One fantastic character in the book is Seidu, the village teacher. He represents father figure to the children in the village, a stoic, strong protective and positive role model. Allowing the children to have a space where they can share their worries and fears; where they can get help and advice and in some cases, hope, hope that everything will get better. We Never Knew the War manages to portray the abject squalor and hunger that was experienced in the village, while at the same time portraying children that were deeply loved and cared for in a country that while undergoing terrible strife was once beautiful and bountiful. These dichotomies prove the incredible skill that is possessed by Issabekov both as a wordsmith and as a storyteller.

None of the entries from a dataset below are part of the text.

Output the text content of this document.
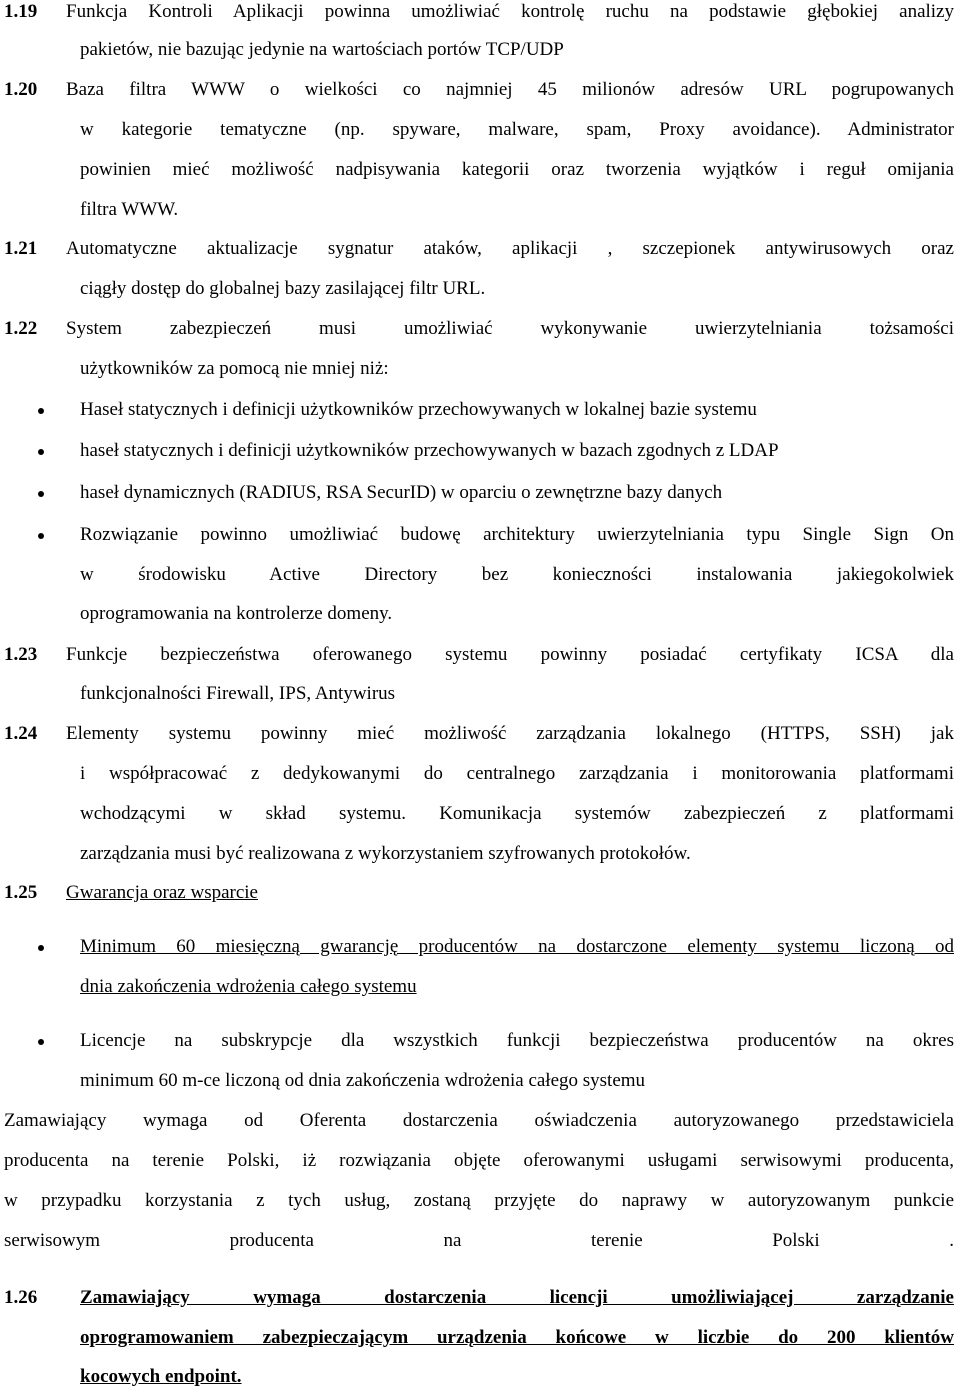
1.19 Funkcja Kontroli Aplikacji powinna umożliwiać kontrolę ruchu na podstawie głębokiej analizy
pakietów, nie bazując jedynie na wartościach portów TCP/UDP
1.20 Baza filtra WWW o wielkości co najmniej 45 milionów adresów URL pogrupowanych
w kategorie tematyczne (np. spyware, malware, spam, Proxy avoidance). Administrator
powinien mieć możliwość nadpisywania kategorii oraz tworzenia wyjątków i reguł omijania
filtra WWW.
1.21 Automatyczne aktualizacje sygnatur ataków, aplikacji , szczepionek antywirusowych oraz
ciągły dostęp do globalnej bazy zasilającej filtr URL.
1.22 System zabezpieczeń musi umożliwiać wykonywanie uwierzytelniania tożsamości
użytkowników za pomocą nie mniej niż:
Haseł statycznych i definicji użytkowników przechowywanych w lokalnej bazie systemu
haseł statycznych i definicji użytkowników przechowywanych w bazach zgodnych z LDAP
haseł dynamicznych (RADIUS, RSA SecurID) w oparciu o zewnętrzne bazy danych
Rozwiązanie powinno umożliwiać budowę architektury uwierzytelniania typu Single Sign On
w środowisku Active Directory bez konieczności instalowania jakiegokolwiek
oprogramowania na kontrolerze domeny.
1.23 Funkcje bezpieczeństwa oferowanego systemu powinny posiadać certyfikaty ICSA dla
funkcjonalności Firewall, IPS, Antywirus
1.24 Elementy systemu powinny mieć możliwość zarządzania lokalnego (HTTPS, SSH) jak
i współpracować z dedykowanymi do centralnego zarządzania i monitorowania platformami
wchodzącymi w skład systemu. Komunikacja systemów zabezpieczeń z platformami
zarządzania musi być realizowana z wykorzystaniem szyfrowanych protokołów.
1.25 Gwarancja oraz wsparcie
Minimum 60 miesięczną gwarancję producentów na dostarczone elementy systemu liczoną od
dnia zakończenia wdrożenia całego systemu
Licencje na subskrypcje dla wszystkich funkcji bezpieczeństwa producentów na okres
minimum 60 m-ce liczoną od dnia zakończenia wdrożenia całego systemu
Zamawiający wymaga od Oferenta dostarczenia oświadczenia autoryzowanego przedstawiciela
producenta na terenie Polski, iż rozwiązania objęte oferowanymi usługami serwisowymi producenta,
w przypadku korzystania z tych usług, zostaną przyjęte do naprawy w autoryzowanym punkcie
serwisowym producenta na terenie Polski .
1.26 Zamawiający wymaga dostarczenia licencji umożliwiającej zarządzanie
oprogramowaniem zabezpieczającym urządzenia końcowe w liczbie do 200 klientów
kocowych endpoint.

Issabekov in this book has translated the complex relationships that children have with each other, the support they provide to each other and the care and maturity that is required of them when they are faced with war and turmoil. Ongarzhan and his friends were raised in an environment that was almost completely devoid of childish things, whilst they do play and chat and have silly moments the majority of their lives are trying to stay warm, collect food, look after livestock and support their mother. The idea that they may not experience the war that their mothers and fathers are experiencing is a very subtle undercurrent in the book, almost provoking the reader to analyse what is children’s experience of war? In a world where children are currently living through war, terror, poverty, homelessness and fear has anything changed since Issabekov wrote this short, moving and timeless story?